Napisano w zapowiedziach, że „Rondo Rodeo” jest (miłosną) powieścią drogi ze Środkowym Zachodem USA w tle. Ja bym powiedział, że jest raczej opowieścią o Ameryce klasy B, dalekiej od głównych traktów, w której miłosna i traumatyczna historia wędrówki małżeństwa – polskiej fotografki i francuskiego dziennikarza – pisarza – jest jakby na doczepkę, ma sklejać całość, czynić bardziej dramatyczną, a tymczasem niepotrzebnie ją rozwadnia, rozprasza.

Rzeczywistość za oknami, mknącego przez inną, nieznaną nam Amerykę, samochodu – momentami chropowata, brudna zdegradowana – jest bardziej wciągająca niż gasnące uczucie bohaterów i polskie wspomnienia narratorki tej historii.

Rozumiem autorkę, gdy w wywiadzie stwierdza: „Od początku wiedziałam, że to ma być powieść, nie chciałam pisać kolejnego eseju z podróży po Ameryce, tyle ich powstało, powielają ad absurdum pewien schemat, autorzy powtarzają trasy odbyte i opisane przez innych autorów pięćdziesiąt albo sto lat wcześniej. To mnie nie interesowało. Wierzę w siłę powieści”.

I to takiej nawiązujące choćby, moim zdaniem, do książki Paula Bowlesa „Pod osłoną nieba”, na podstawie której Bernardo Bertolucci nakręcił wciągający film. Ambitne wyzwanie.

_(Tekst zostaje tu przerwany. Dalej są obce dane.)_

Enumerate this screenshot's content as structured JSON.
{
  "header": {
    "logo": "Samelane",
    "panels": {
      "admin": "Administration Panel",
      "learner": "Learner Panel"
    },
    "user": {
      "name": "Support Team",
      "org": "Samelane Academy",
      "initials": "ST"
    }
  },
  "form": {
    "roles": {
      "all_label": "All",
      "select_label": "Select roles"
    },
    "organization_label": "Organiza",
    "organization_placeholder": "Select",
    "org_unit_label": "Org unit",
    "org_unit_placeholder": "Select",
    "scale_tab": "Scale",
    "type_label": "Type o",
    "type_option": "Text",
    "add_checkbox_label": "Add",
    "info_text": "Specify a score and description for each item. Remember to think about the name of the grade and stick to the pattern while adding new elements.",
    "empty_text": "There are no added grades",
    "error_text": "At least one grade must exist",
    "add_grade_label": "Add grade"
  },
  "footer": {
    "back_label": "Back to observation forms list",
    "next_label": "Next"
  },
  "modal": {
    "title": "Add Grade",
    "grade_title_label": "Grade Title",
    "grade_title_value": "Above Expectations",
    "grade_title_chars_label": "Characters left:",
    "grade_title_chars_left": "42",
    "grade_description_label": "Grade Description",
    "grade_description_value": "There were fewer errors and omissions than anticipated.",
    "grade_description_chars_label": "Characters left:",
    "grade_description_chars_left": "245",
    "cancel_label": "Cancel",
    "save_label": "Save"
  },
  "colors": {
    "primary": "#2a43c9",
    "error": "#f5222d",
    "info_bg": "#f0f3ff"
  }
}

Tymczasem ja uważam, że Monika Muskała ma zmysł obserwacji – czułej, subtelnej, głębokiej, umiejętność pisania i taka jej wielce osobista opowieść o innej Ameryce, wzbogacona o jedyne w swoim rodzaju fotografie (których tu nie ma – wszak to powieść), byłaby nie do przecenienia. Cóż jest inaczej. A i tak uważam, że warto sięgnąć po tę książkę!